Betekent dit dat onze context altijd de betere is? Geenszins. Ik heb al laten doorschemeren dat de vooronderstelde cultuurhistorische waarden zowel belemmerend als helpend kunnen zijn. In het geval van de leer van de drie-eenheid van God en van zijn komen tot mensen is de moderne context vermoed ik helpend, al is het moeilijk daar zelf een oordeel over te vellen, omdat we die waarden zelf huldigen. We zijn als de spreekwoordelijke slager die zijn eigen vlees keurt.

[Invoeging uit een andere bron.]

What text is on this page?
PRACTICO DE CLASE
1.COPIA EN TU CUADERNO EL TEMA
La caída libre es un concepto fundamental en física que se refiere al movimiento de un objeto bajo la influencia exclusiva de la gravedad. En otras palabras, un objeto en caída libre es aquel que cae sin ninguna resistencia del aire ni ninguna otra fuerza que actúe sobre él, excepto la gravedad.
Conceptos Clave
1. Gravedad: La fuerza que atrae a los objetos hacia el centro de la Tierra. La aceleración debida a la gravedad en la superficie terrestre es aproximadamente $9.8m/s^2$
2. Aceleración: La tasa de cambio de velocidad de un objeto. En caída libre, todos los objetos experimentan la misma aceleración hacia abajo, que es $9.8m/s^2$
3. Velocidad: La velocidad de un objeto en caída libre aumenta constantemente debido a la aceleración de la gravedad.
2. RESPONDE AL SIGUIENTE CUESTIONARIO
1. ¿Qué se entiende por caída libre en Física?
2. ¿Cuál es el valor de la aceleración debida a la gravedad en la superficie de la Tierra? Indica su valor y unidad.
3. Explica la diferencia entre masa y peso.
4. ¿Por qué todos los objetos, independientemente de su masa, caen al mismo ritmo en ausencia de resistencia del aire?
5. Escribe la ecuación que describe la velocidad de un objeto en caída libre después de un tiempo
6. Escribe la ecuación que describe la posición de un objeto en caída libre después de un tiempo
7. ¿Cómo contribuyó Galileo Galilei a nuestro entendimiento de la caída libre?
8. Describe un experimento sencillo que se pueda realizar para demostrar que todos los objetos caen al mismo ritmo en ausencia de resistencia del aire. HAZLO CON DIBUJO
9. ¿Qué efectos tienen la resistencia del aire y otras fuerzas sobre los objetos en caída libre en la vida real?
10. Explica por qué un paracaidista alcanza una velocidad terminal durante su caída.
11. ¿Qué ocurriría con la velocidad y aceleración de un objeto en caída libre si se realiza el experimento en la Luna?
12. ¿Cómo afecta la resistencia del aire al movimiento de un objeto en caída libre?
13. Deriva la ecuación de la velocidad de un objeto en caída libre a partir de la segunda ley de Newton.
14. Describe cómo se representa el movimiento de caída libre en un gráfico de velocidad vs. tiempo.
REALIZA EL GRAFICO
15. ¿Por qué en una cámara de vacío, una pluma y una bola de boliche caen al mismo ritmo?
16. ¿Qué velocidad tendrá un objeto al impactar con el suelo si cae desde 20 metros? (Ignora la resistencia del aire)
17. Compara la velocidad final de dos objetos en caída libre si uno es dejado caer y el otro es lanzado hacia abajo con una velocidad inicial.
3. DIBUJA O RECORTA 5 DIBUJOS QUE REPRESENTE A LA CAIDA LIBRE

Wel is het bedenkelijk als wij onze eigen culturele vooronderstellingen en die in de Bijbel ons niet bewust zijn. Dan gaan we wat we lezen verabsoluteren (d.w.z. zonder rekening te houden met de oorspronkelijke achtergrond) en klakkeloos onze eigen interpretatie gelijkstellen met de bedoeling van de Schrift. Dan worden we juist belemmerd in het open luisterproces waarin God ons leven leest. Als wij klakkeloos onze interpretatie vereenzelvigen met de betekenis van de Schrift, ontstaat er kortsluiting. Dan gebeurt wat ik in synodale kringen binnen de CGK wel eens opmerk; de redenering wordt dan: dit zegt de Schrift (over homoseksualiteit, over de vrouw), als je het daar niet mee eens bent, ben je ontrouw aan de Schrift.
Hallo!
Je zo goed mogelijk bewust zijn van de cultuurhistorische achtergronden staat juist in dienst van het rechte verstaan. Het hoort bij de ontvankelijke luisterhouding. Ook hier is te spreken van een hermeneutische theorie die methodisch kan en moet worden ingezet. Zij schept ruimte om de tekst tot zijn recht te laten komen. Daarmee staat zij in dienst van de openheid naar God. Verzet tegen deze hermeneutische notie komt neer op kortzichtige zelfoverschatting.